La virtus des Barbares
Dans Par-delà bien et mal, Nietzsche rapproche la supériorité physique et psychique de l’aristocratie et une certaine forme de barbarie. La civilisation est née de ces « barbares », de ces « hommes de proie encore en possession d’une volonté intacte et d’appétits de puissance inentamés », prenant le dessus sur « des races plus faibles, plus policées, plus paisibles, des races soit commerçantes soit pastorales, ou sur de vieilles civilisations usées ». Nietzsche définit ainsi l’aristocratie comme la « caste des barbares ». Le trait commun de ces hommes de proie n’est pas seulement la force physique, mais également la force spirituelle. Ils sont « plus complètement des hommes (c’est-à-dire aussi, et à tous les niveaux, plus complètement des brutes) ».

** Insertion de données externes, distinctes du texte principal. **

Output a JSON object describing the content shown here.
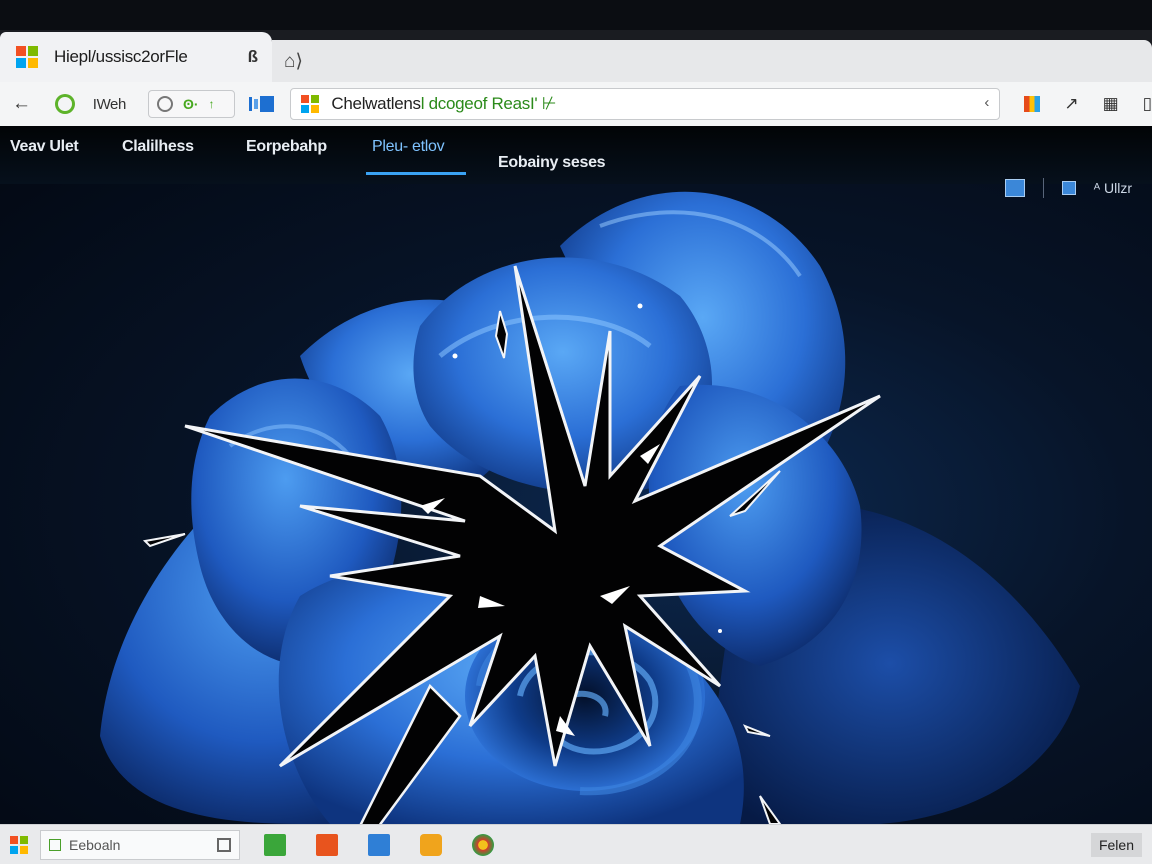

Au contraire du barbare, l’homme civilisé, après avoir connu la vie urbaine, la richesse et la prospérité, s’accoutume à la servilité et à l’obéissance. Ibn Khaldûn le dépeint dans la Muqaddima comme un homme corrompu, dégénéré, « plus poltron qu’une femme allongée sur le dos », incapable de se protéger, de se défendre, ni d’attaquer. Il est alors destiné à subir la loi d’un peuple plus déterminé, doté d’un esprit de corps supérieur et issu de la civilisation rurale, habitué aux combats, aux privations et à la rapacité, s’imposant in fine comme une minorité dominatrice. L’avantage va toujours à celui qui a été formé à la plus rude école. « Dieu, souligne Donoso Cortès, donne toujours l’empire aux races guerrières et toujours il condamne à la servitude les peuples disputeurs. »

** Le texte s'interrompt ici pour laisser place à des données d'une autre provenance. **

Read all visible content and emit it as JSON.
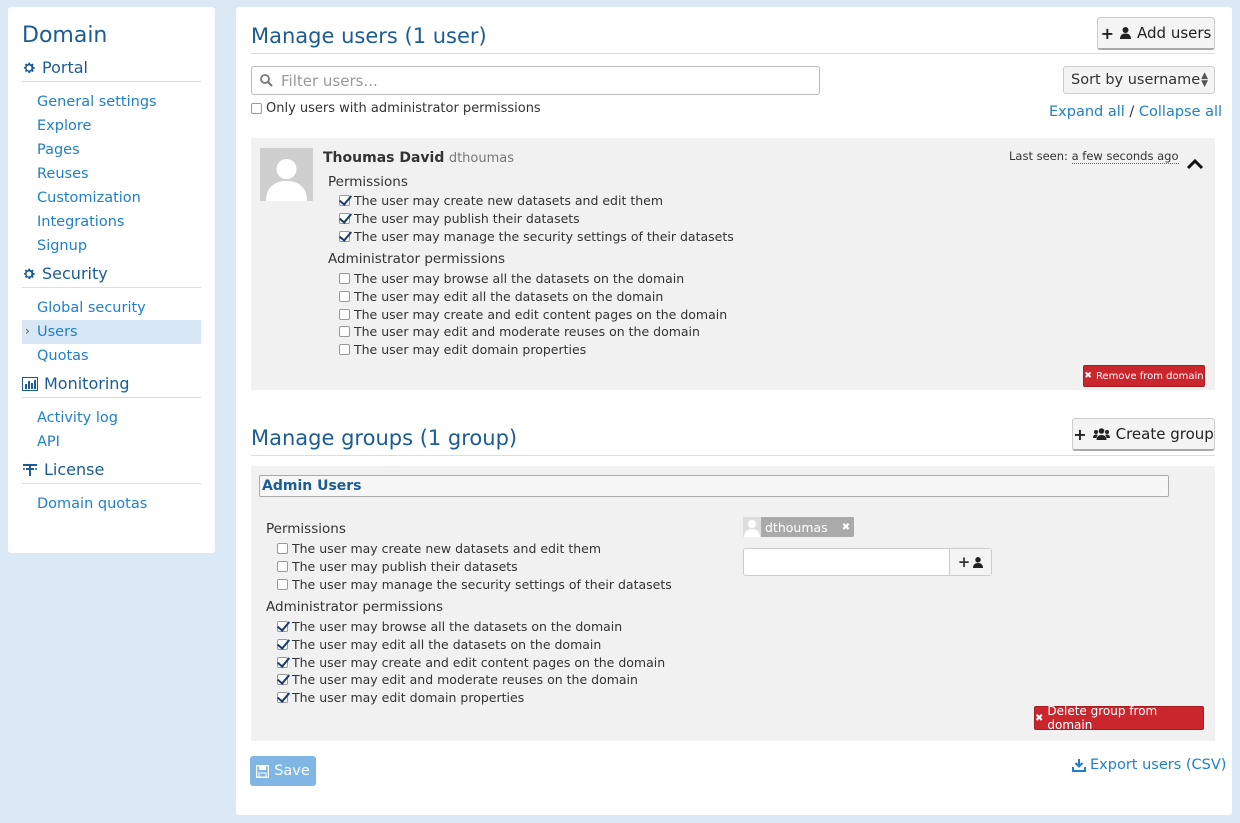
{
  "sidebar": {
    "domain_title": "Domain",
    "sections": [
      {
        "title": "Portal",
        "icon": "gear-icon",
        "items": [
          "General settings",
          "Explore",
          "Pages",
          "Reuses",
          "Customization",
          "Integrations",
          "Signup"
        ]
      },
      {
        "title": "Security",
        "icon": "gear-icon",
        "items": [
          "Global security",
          "Users",
          "Quotas"
        ],
        "active": "Users"
      },
      {
        "title": "Monitoring",
        "icon": "bar-chart-icon",
        "items": [
          "Activity log",
          "API"
        ]
      },
      {
        "title": "License",
        "icon": "license-icon",
        "items": [
          "Domain quotas"
        ]
      }
    ]
  },
  "users": {
    "title": "Manage users (1 user)",
    "add_label": "Add users",
    "filter_placeholder": "Filter users...",
    "sort_label": "Sort by username",
    "admin_only_label": "Only users with administrator permissions",
    "expand_all": "Expand all",
    "separator": "/",
    "collapse_all": "Collapse all",
    "user": {
      "name": "Thoumas David",
      "username": "dthoumas",
      "last_seen_label": "Last seen:",
      "last_seen_value": "a few seconds ago",
      "permissions_title": "Permissions",
      "permissions": [
        {
          "label": "The user may create new datasets and edit them",
          "checked": true
        },
        {
          "label": "The user may publish their datasets",
          "checked": true
        },
        {
          "label": "The user may manage the security settings of their datasets",
          "checked": true
        }
      ],
      "admin_title": "Administrator permissions",
      "admin_permissions": [
        {
          "label": "The user may browse all the datasets on the domain",
          "checked": false
        },
        {
          "label": "The user may edit all the datasets on the domain",
          "checked": false
        },
        {
          "label": "The user may create and edit content pages on the domain",
          "checked": false
        },
        {
          "label": "The user may edit and moderate reuses on the domain",
          "checked": false
        },
        {
          "label": "The user may edit domain properties",
          "checked": false
        }
      ],
      "remove_label": "Remove from domain"
    }
  },
  "groups": {
    "title": "Manage groups (1 group)",
    "create_label": "Create group",
    "group": {
      "name": "Admin Users",
      "member_tag": "dthoumas",
      "permissions_title": "Permissions",
      "permissions": [
        {
          "label": "The user may create new datasets and edit them",
          "checked": false
        },
        {
          "label": "The user may publish their datasets",
          "checked": false
        },
        {
          "label": "The user may manage the security settings of their datasets",
          "checked": false
        }
      ],
      "admin_title": "Administrator permissions",
      "admin_permissions": [
        {
          "label": "The user may browse all the datasets on the domain",
          "checked": true
        },
        {
          "label": "The user may edit all the datasets on the domain",
          "checked": true
        },
        {
          "label": "The user may create and edit content pages on the domain",
          "checked": true
        },
        {
          "label": "The user may edit and moderate reuses on the domain",
          "checked": true
        },
        {
          "label": "The user may edit domain properties",
          "checked": true
        }
      ],
      "delete_label": "Delete group from domain"
    }
  },
  "footer": {
    "save_label": "Save",
    "export_label": "Export users (CSV)"
  },
  "colors": {
    "accent": "#1b5c93",
    "link": "#1f80c7",
    "danger": "#c9262d",
    "save": "#7fb6e6",
    "page_bg": "#dbe9f7"
  }
}
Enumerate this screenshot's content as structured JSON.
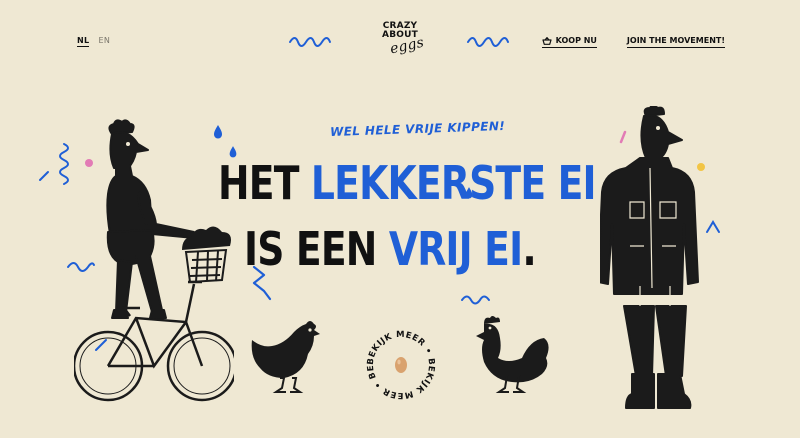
{
  "lang": {
    "active": "NL",
    "inactive": "EN"
  },
  "logo": {
    "line1": "CRAZY",
    "line2": "ABOUT",
    "line3": "eggs"
  },
  "nav": {
    "shop_label": "KOOP NU",
    "shop_icon": "basket-icon",
    "movement_label": "JOIN THE MOVEMENT!"
  },
  "hero": {
    "tagline": "WEL HELE VRIJE KIPPEN!",
    "line1_black": "HET",
    "line1_blue": "LEKKERSTE EI",
    "line2_black": "IS EEN",
    "line2_blue": "VRIJ EI",
    "line2_dot": "."
  },
  "cta": {
    "circle_text": "BEKIJK MEER • BEKIJK MEER • BEKIJK MEER • "
  },
  "colors": {
    "background": "#efe8d3",
    "accent_blue": "#1f5fd6",
    "ink": "#111111",
    "pink": "#e27bb5",
    "yellow": "#f2c545"
  }
}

Ces hommes rompus à une vie de privation professent inévitablement le mépris du confort. Ils possèdent ce qu’Ernest Psichari nomme « l’orgueil de leur sang », puisque « c’est l’illusion de se croire supérieur aux autres qui fait accomplir les belles actions ». L’aristocratie est dotée d’une idée plus haute de ses devoirs, tend à s’imposer plus de charges. Plutarque raconte qu’après la prise de Carthagène quelques soldats présentèrent une jeune captive d’une grande beauté au commandant des troupes, Scipion l’Ancien, pour la lui offrir. Celui-ci aurait déclaré : « J’aurais été ravi de la prendre, si j’étais simple combattant, au lieu de commandant en chef. »

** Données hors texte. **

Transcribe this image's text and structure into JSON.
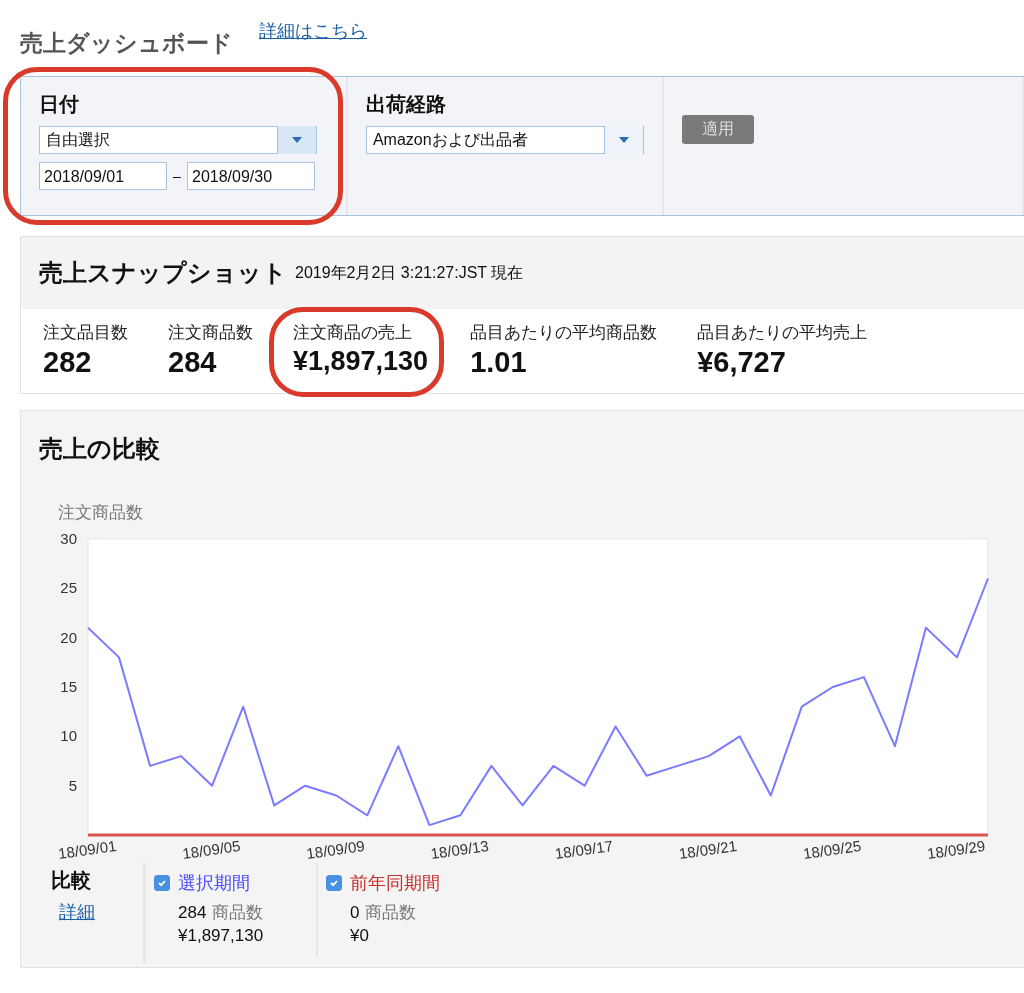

Ce qui importe à l’homme noble, ce n’est pas de vivre, mais, pour reprendre les mots d’Ernst Jünger, de « mener dans le monde une vie de grand style ». Et cela, l’homme noble y contribue en « aiguisant ses propres exigences ». Il connaît le prix du confort : « La condition d’animal domestique entraîne celle de bête de boucherie ». Pareillement Julius Evola constate que « les qualités maîtresses qui confèrent à un homme sa dignité d’homme s’éveillent souvent dans un climat de dureté, voire d’indigence et d’injustice, qui lui jette le défi et le met spirituellement à l’épreuve ». En revanche, elles s’étiolent presque toujours « quand on assure à l’animal humain le maximum de commodité et de sécurité et une part équitable de bien-être et de bonheur bovins ». Il conclut en citant Hegel « les périodes de bonheur (dans le sens de bien-être matériel et de prospérité sociale) correspondent aux pages blanches de l’histoire ».
Par ailleurs, l’idéal de l’homme noble ne saurait être, aux yeux de Julius Evola, celui, paroissial et petit-bourgeois, qui consiste à avoir « une maison et des enfants ». Il rappelle que le terme de « prolétarien », tiré de proles, implique l’idée de prolifération animale, et évoque ces « Ordres » où le célibat était la règle. Au contraire, il est bon que l’homme noble soit sine impedimentis, que rien ne l’attache à « cette institution bourgeoise qu’est la famille », puisque, selon Ernst von Salomon « des siècles de corruption ont rendu impossible de rétablir le clan ».
Un autre trait commun aux barbares est le mépris du travail. Qu’il s’agisse des Thraces, des Scythes, ou des Perses, nous conte Hérodote, « ceux qui apprennent les arts mécaniques et même leurs enfants sont regardés comme les derniers des citoyens ». À Sparte, « les femmes mêmes ne devaient ni filer ni tisser pour ne pas déroger à leur noblesse ». Dans Le Droit à la paresse, Paul Lafargue cite le cas des Bachkirs, ces pasteurs semi-nomades, qui répugnent de façon unanime aux travaux agricoles. Deux penseurs profondément aristocratiques, Platon et Xénophon, professent également le mépris du travail. Selon ce dernier, « les gens qui se livrent aux travaux manuels ne peuvent manquer d’avoir le corps altéré et il est bien difficile que l’esprit ne s’en ressente ». Quand à Platon, il traite avec mépris les marchands, « accoutumés à mentir et à tromper », qu’il n’accepte dans sa cité idéale que comme « un mal nécessaire ».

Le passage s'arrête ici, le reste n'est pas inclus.